Em nota, a Igreja Universal do Reino de Deus afirma discordar “da exclusão de milhares de lideranças evangélicas de todas as denominações, que representam mais de 70 milhões de pessoas, de participarem do processo democrático que deve incluir o direito de expressar opiniões políticas”. Já o PRB diz que "atos litúrgicos não dizem respeito às atividades deste partido". E complementa: "em respeito à legislação eleitoral, não faz qualquer propaganda eleitoral em qualquer bem de uso comum".
No estacionamento da igreja, em Del Castilho, a escolha da liderança religiosa está clara: dezenas de carros com o adesivo dos candidatos do PRB colados nos vidros traseiros. Para o Senado, Eduardo Lopes; para deputado federal, Marcelo Crivella Filho, e para estadual, Danniel Librelon. Na Assembleia de Deus de Madureira, também na Zona Norte, no culto do último domingo, falava-se na escolha de bons candidatos, principalmente os que sejam contra o aborto e a diversidade de gênero. No pátio do templo, há vários carros com o adesivo de Danielle Cunha, filha do ex-presidente da Câmara preso na Lava-Jato, Eduardo Cunha.
Propaganda nos veículos dos fiéis da Assembleia de Deus Vitória em Cristo, do pastor pentecostal Silas Malafaia, na Penha, demonstra que a situação se repete. Lá, o irmão do líder religioso, o candidato a deputado estadual Samuel Malafaia (DEM) e o evangélico Sóstenes Cavalcante (DEM), que tenta ser reeleito deputado federal, são os preferidos. Silas faz campanha para o candidato à presidência Jair Bolsonaro (PSL).
Aliás, Bolsonaro tem sido o candidato predileto de algumas igrejas. Em um culto na Igreja Batista Atitude, na Barra da Tijuca, no dia 19 de agosto, o pastor Josué Valandro Jr recebeu o deputado federal. A mulher do candidato, Michele, é membro da congregação. No vídeo da celebração, com mais de um milhão de visualizações, o pastor afirmou:
“Que nem os hackers consigam mudar, oh Deus, aqueles votos das urnas. Que ninguém consiga, de alguma maneira, desfazer o propósito melhor para a nossa nação. Capacita Jair Bolsonaro. E que em outubro tenhamos uma resposta do céu sobre a vida do teu filho. E querendo, senhor, no dia 1º de janeiro, este seu filho suba a rampa do Planalto para começar uma nova história do Brasil”.

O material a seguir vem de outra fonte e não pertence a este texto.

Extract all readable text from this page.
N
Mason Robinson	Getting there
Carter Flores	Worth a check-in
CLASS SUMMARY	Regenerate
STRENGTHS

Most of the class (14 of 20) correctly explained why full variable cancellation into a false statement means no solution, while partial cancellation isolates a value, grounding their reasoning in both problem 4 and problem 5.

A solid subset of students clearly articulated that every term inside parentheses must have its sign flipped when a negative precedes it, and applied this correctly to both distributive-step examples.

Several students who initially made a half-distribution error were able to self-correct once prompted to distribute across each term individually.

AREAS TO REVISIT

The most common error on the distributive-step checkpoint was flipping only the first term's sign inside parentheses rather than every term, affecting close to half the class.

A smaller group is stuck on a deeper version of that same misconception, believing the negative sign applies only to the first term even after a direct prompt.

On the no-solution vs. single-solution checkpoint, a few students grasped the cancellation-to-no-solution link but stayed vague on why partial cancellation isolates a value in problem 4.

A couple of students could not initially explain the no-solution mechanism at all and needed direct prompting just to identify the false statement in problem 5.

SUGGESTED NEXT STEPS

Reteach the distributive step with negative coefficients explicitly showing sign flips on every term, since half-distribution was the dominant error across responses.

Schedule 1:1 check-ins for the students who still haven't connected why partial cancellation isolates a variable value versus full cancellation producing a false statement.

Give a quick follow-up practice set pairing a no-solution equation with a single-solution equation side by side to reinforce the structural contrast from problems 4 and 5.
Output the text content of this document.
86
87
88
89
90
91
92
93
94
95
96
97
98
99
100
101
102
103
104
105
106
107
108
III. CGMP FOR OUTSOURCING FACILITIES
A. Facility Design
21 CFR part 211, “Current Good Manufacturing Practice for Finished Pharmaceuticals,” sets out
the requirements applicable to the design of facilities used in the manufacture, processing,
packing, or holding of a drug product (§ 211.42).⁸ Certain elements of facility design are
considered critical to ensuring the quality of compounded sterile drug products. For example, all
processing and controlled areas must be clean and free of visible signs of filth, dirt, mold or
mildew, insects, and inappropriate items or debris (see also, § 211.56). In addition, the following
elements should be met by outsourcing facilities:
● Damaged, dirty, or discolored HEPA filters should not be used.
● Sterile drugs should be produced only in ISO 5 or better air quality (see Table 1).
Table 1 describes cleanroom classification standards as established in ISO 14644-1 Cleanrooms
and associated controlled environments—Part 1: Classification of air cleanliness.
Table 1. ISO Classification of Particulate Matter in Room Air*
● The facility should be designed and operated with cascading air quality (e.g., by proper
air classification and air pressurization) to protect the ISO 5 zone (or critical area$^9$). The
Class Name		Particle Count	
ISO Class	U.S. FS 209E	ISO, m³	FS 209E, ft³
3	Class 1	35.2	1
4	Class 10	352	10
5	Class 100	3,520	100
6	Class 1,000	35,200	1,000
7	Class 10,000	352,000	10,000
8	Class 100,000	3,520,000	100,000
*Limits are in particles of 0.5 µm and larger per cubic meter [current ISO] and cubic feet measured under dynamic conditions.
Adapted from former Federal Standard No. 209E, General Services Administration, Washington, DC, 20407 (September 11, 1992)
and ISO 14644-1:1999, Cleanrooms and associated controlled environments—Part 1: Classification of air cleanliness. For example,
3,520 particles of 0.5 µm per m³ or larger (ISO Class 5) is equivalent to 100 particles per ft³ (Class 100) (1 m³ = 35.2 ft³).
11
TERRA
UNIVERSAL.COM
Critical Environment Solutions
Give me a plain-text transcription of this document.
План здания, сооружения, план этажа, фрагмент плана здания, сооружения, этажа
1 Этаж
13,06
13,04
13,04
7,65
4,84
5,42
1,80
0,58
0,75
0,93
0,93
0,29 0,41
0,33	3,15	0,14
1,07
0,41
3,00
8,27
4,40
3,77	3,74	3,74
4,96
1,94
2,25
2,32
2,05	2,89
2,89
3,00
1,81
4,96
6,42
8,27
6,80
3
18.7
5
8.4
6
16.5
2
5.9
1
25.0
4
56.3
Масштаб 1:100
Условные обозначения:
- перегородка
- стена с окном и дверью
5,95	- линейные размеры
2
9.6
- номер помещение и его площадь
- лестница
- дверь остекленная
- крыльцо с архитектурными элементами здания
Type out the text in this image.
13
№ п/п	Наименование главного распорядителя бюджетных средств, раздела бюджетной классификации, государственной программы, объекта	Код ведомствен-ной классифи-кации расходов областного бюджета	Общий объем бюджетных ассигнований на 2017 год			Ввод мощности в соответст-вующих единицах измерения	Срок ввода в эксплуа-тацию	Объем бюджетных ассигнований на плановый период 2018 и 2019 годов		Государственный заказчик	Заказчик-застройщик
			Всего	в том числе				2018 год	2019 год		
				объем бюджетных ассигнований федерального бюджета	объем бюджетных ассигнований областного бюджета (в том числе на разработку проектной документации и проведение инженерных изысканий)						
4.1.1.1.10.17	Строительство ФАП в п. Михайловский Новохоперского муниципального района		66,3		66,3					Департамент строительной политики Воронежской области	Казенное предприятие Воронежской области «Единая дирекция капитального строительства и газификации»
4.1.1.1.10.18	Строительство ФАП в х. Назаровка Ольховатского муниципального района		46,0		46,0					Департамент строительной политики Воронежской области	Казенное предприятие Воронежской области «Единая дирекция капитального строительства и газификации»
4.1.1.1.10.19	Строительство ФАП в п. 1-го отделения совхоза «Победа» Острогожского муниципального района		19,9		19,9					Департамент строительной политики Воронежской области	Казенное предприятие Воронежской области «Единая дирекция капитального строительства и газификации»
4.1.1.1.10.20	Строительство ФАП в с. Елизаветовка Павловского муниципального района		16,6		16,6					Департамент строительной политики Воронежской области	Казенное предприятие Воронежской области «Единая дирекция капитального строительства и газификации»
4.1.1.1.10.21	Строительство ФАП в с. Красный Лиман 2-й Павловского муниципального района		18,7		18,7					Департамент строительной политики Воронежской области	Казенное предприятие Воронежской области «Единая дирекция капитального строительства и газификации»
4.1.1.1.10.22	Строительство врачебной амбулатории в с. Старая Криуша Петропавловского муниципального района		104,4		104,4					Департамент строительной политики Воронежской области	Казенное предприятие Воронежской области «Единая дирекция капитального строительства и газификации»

Na sexta-feira retrasada, o pastor Bernardo Batista, da Igreja Internacional da Graça de Deus, em Duque de Caxias, pediu pela saúde de Bolsonaro, mas não esqueceu de pedir oração aos filhos do missionário da congregação, RR Soares, candidatos a deputado federal e estadual pelo DEM.
De acordo com o censo de 2010 do Instituto Brasileiro de Geografia e Estatística (IBGE), 42,3 milhões, ou 22,2% dos brasileiros, declararam-se evangélicos.
O juiz Mauro Nicolau ressalta que os templos só podem ser usados como local de expressão da fé:
— O culto traduz um momento em que a relação entre a pessoa e Deus ou entidade que corresponda à fé que professa se afirma e reforça, pois nele o encontro com Deus se faz presente pelo diálogo. Não se trata, portanto, do momento nem do local apropriados para se realizar propaganda eleitoral.
O teólogo Antônio Carlos Costa, fundador do Rio de Paz, disse estar perplexo com o uso dos templos para propaganda política:
— Acima de tudo, por ver pessoas que se dizem cristãs. Isso toca em dois valores fundamentais: democracia e evangelho. Eles estão usando o cristianismo para endossar ideais totalitários.
Já o Bispo Robson Rodovalho, presidente da Igreja Sara Nossa Terra, diz que a decisão dos tribunais não é democrática nem constitucional:
— Por que só os pastores? E os cantores, os artistas que têm o seu público? Estão cerceando apenas um segmento. Vamos provocar isso no STF. Até entendo que tenham que inibir os excessos. Mas os fiéis percebem quando o pastor está exagerando.